Celtic Studies and history professor David Wilson’s recent book tour in support of his two-volume biography of Irish-Canadian politician Thomas D’Arcy McGee was far from the standard academic promotional junket. Eschewing campus bookstores and lecture halls for nightclubs and theatres, the tour was more like something undertaken by a rock band promoting a new album.
Backed by a group of Ottawa and Montreal-area musicians known as The McGee Band, Wilson created a dramatic performance as lively and engaging as the charismatic Father of Canadian Confederation himself.
“I love writing and performance art, and I play traditional music, too,” said Wilson when asked about enlisting a musical act to support the story.
He had been introduced to The McGee Band several years ago after learning of their album inspired by the life of McGee. The band fuses a blend of Irish, Scottish and Québécois music into their original compositions, so it’s as if the project – Irish Rebel, Canadian Icon: The Life and Times of D’Arcy McGee in Words and Music – was just waiting to happen.
“I went to Ottawa to meet with them and within a few days we had a rough outline of a show,” said Wilson. It resulted in a 90-minute program that sees Wilson spin a narrative thread chronicling McGee’s career in politics in Ireland, the United States, and finally Canada. His account is supplemented with readings of some of McGee’s speeches and poetry, and musical selections with Wilson occasionally joining the band on tin whistle.
They’ve presented the literary and musical tribute in venues across Ontario, Quebec and as far afield as St. Louis, meeting with standing ovations at every turn.
Wilson’s fascination with McGee began in 1978 when he attended a Celtic Studies conference at U of T. He heard Irish politician and philosopher Conor Cruise O’Brien describe McGee as the greatest Irish Canadian who ever lived and deserving of a thorough scholarly biography. Wilson made a mental note at the time, but didn’t begin the work until 2000.

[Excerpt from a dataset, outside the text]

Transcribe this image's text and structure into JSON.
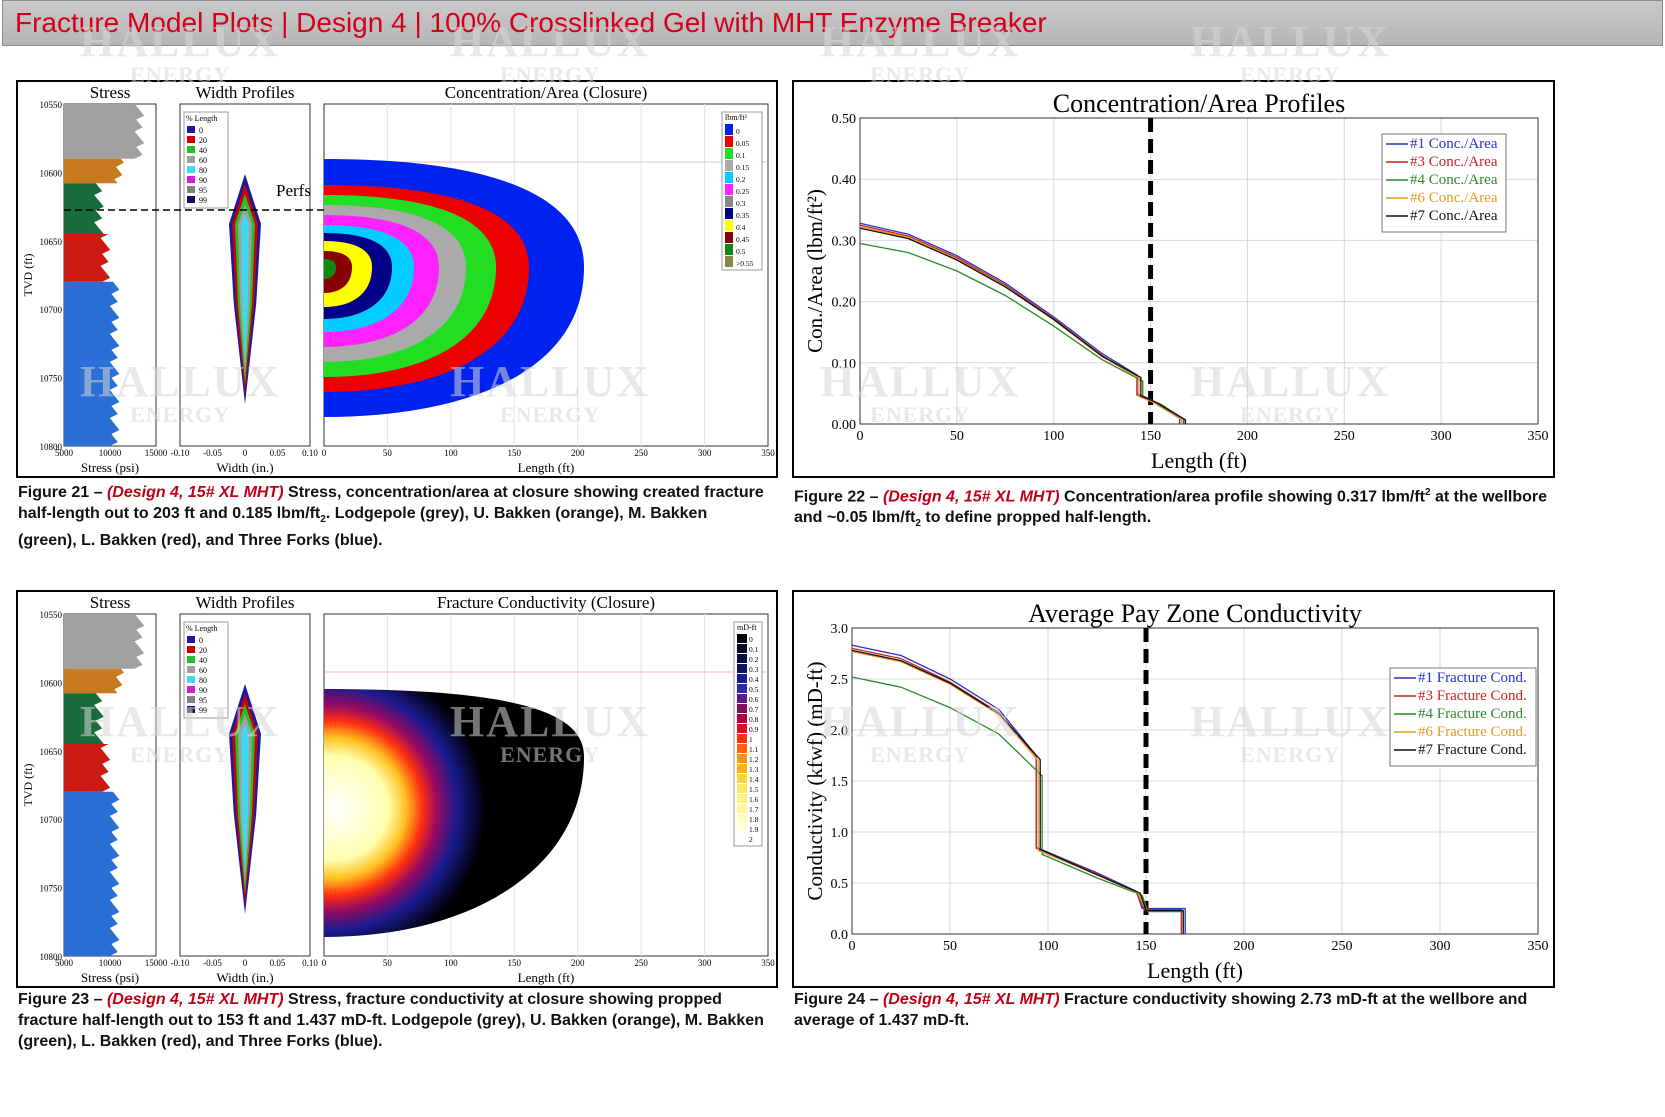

What was meant to be a one-volume project turned into a 10-year labour of love as Wilson uncovered more than enough material for a two-volume set. “I worked on it for two to three hours every day for a decade,” he said. “I never got tired of the era. McGee was a household name from the 1840s to the 1860s, and was the most articulate advocate for Confederation.”
Wilson was continuously stirred by the poetry of McGee’s speeches and letters, and his record as an extremely intellectual and prolific writer.
"He laid out a blueprint for Canada as a decent, tolerant society where individuals of differing beliefs and customs could coexist harmoniously," he said.